Myrie blickte Merlin an, aber es wirkte, als wären sie beide nicht sehr überrascht darüber. Es war ein hohes Alter und Myrie ahnte, was kommen konnte. Wie Merlin es bei ihr zuvor getan hatte, rückte sie etwas näher und reichte ihm eine Hand, falls er sie halten wollte. Er wollte.
»Ich lebe in einem betreuten Wohnheim, in dem hauptsächlich so alte Leute leben wie ich. Leider fiel es mir schwer, mit den anderen etwas anzufangen. Meine Denkweise ist wohl nicht in der selben Art gealtert, wie die der anderen. Und so habe ich die Virtualitäten für mich entdeckt und dich kennen gelernt.
Als wir uns näher kamen, gab es natürlich ethische Bedenken, über die ich gründlich nachdenken musste. Es war nicht leicht, und ich bin immer noch nicht sicher, ob mein Verhalten in dieser Art richtig war. Ich habe mich bemüht, vorsichtig zu sein, Grenzen zu haben, und immer sehr darauf zu achten, zu nichts zu drängen. Es ist keine Rechtfertigung. Ich habe keine. Ich habe viel zu vieles einfach geschehen lassen, weil es wunderschön war.
Ich bedanke mich bei dir dafür, dass ich diese Innigkeit erleben durfte. Dass wir uns zusammen treiben lassen konnten und so viel über uns selbst gelernt haben. Dass wir nicht allein waren.
Diese Nachricht habe ich für dich aufgenommen für den Fall, dass ich sterbe. Das bedeutet, wenn du dies hörst, bin ich tot. Ich wünsche dir, dass du Leute kennen lernst, die für dich so gut sind, wie du es für mich warst, sodass du niemals den Halt verlierst. Deine Fadja.«
Merlin weinte nicht. Er sah still hinab auf ihre Hände, die sich vorsichtig ineinander bewegten. Er atmete flach. Dann sah er das Gras an, das zwischen ihnen lag. Die Grasstengel, die sich umgebogen hatten, wo sie saßen, und das unberührte in der schmalen Lücke zwischen ihnen. Myrie folgte seinem Blick.
“Ich verstehe den Part mit den ethischen Bedenken nicht so richtig.”, merkte sie leise an.
“Ich auch nicht.”, sagte Merlin.
Es klang dumpf und ausdruckslos, wie er dies sagte.
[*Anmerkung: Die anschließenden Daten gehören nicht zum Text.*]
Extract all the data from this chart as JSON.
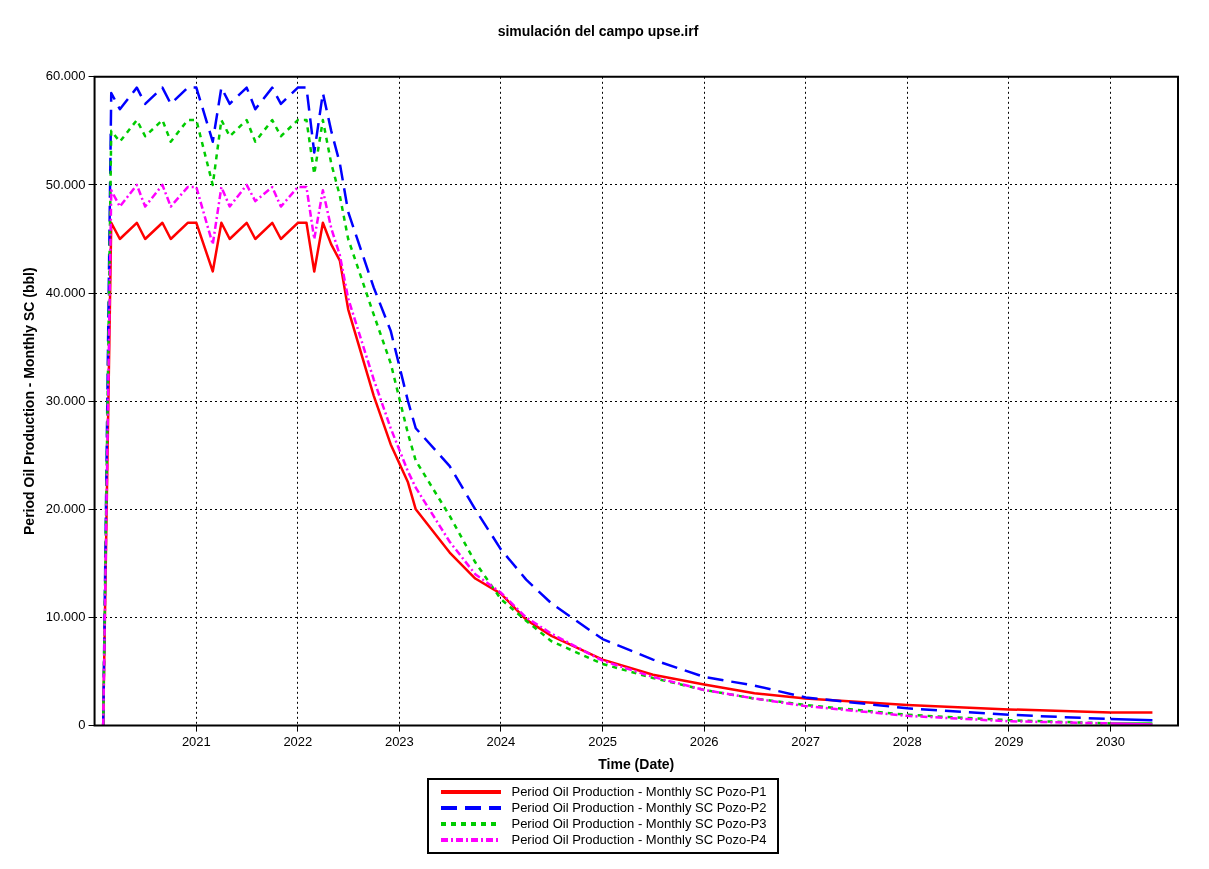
{
  "chart_data": {
    "type": "line",
    "title": "simulación del campo upse.irf",
    "xlabel": "Time (Date)",
    "ylabel": "Period Oil Production - Monthly SC (bbl)",
    "x": [
      "2020-02",
      "2020-03",
      "2020-04",
      "2020-06",
      "2020-07",
      "2020-09",
      "2020-10",
      "2020-12",
      "2021-01",
      "2021-03",
      "2021-04",
      "2021-05",
      "2021-07",
      "2021-08",
      "2021-10",
      "2021-11",
      "2022-01",
      "2022-02",
      "2022-03",
      "2022-04",
      "2022-05",
      "2022-06",
      "2022-07",
      "2022-10",
      "2022-12",
      "2023-02",
      "2023-03",
      "2023-07",
      "2023-10",
      "2024-01",
      "2024-04",
      "2024-07",
      "2025-01",
      "2025-07",
      "2026-01",
      "2026-07",
      "2027-01",
      "2028-01",
      "2029-01",
      "2030-01",
      "2030-06"
    ],
    "series": [
      {
        "name": "Period Oil Production - Monthly SC Pozo-P1",
        "color": "#ff0000",
        "line_style": "solid",
        "values": [
          0,
          46500,
          45000,
          46500,
          45000,
          46500,
          45000,
          46500,
          46500,
          42000,
          46500,
          45000,
          46500,
          45000,
          46500,
          45000,
          46500,
          46500,
          42000,
          46500,
          44500,
          43000,
          38500,
          30500,
          26000,
          22500,
          20000,
          16000,
          13600,
          12200,
          9800,
          8300,
          6100,
          4700,
          3800,
          3000,
          2500,
          1900,
          1500,
          1200,
          1200
        ]
      },
      {
        "name": "Period Oil Production - Monthly SC Pozo-P2",
        "color": "#0000ff",
        "line_style": "dashed",
        "values": [
          0,
          58500,
          57000,
          59000,
          57500,
          59000,
          57500,
          59000,
          59000,
          54000,
          59000,
          57500,
          59000,
          57000,
          59000,
          57500,
          59000,
          59000,
          53000,
          58500,
          55000,
          52000,
          47500,
          40500,
          36500,
          30000,
          27500,
          24000,
          20000,
          16300,
          13500,
          11300,
          8000,
          6100,
          4500,
          3700,
          2600,
          1600,
          1000,
          600,
          500
        ]
      },
      {
        "name": "Period Oil Production - Monthly SC Pozo-P3",
        "color": "#00cc00",
        "line_style": "dotted",
        "values": [
          0,
          55000,
          54000,
          56000,
          54500,
          56000,
          54000,
          56000,
          56000,
          50000,
          56000,
          54500,
          56000,
          54000,
          56000,
          54500,
          56000,
          56000,
          51000,
          56000,
          52000,
          49000,
          45000,
          38000,
          33500,
          27000,
          24500,
          19400,
          15100,
          11700,
          9700,
          7800,
          5700,
          4400,
          3300,
          2500,
          1900,
          1000,
          500,
          200,
          200
        ]
      },
      {
        "name": "Period Oil Production - Monthly SC Pozo-P4",
        "color": "#ff00ff",
        "line_style": "dashdot",
        "values": [
          0,
          49500,
          48000,
          50000,
          48000,
          50000,
          48000,
          49800,
          49800,
          44500,
          49800,
          48000,
          50000,
          48500,
          49800,
          48000,
          49800,
          49800,
          45000,
          49500,
          46000,
          43500,
          39500,
          32000,
          27500,
          23500,
          22000,
          17000,
          14000,
          12300,
          10000,
          8500,
          6000,
          4500,
          3300,
          2500,
          1800,
          900,
          400,
          200,
          100
        ]
      }
    ],
    "xlim": [
      "2020-01",
      "2030-09"
    ],
    "xticks": [
      "2021",
      "2022",
      "2023",
      "2024",
      "2025",
      "2026",
      "2027",
      "2028",
      "2029",
      "2030"
    ],
    "ylim": [
      0,
      60000
    ],
    "yticks": [
      0,
      {
        "value": 10000,
        "label": "10.000"
      },
      {
        "value": 20000,
        "label": "20.000"
      },
      {
        "value": 30000,
        "label": "30.000"
      },
      {
        "value": 40000,
        "label": "40.000"
      },
      {
        "value": 50000,
        "label": "50.000"
      },
      {
        "value": 60000,
        "label": "60.000"
      }
    ],
    "grid": true,
    "legend": "bottom",
    "marker": "none"
  }
}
Myrie beobachtete aufmerksam sein Gesicht. Es war ebenfalls ausdruckslos, zeigte kaum Regung.
“Ich hatte eigentlich damit gerechnet.”, sagte er. “Warum tut es trotzdem so etwas mit mir?”
Myrie kam nur ein Gedanke dazu in den Sinn und sie hielt sich nicht auf, ihn auszusprechen.
“Warum sind Schneeflocken so schön symmetrisch?”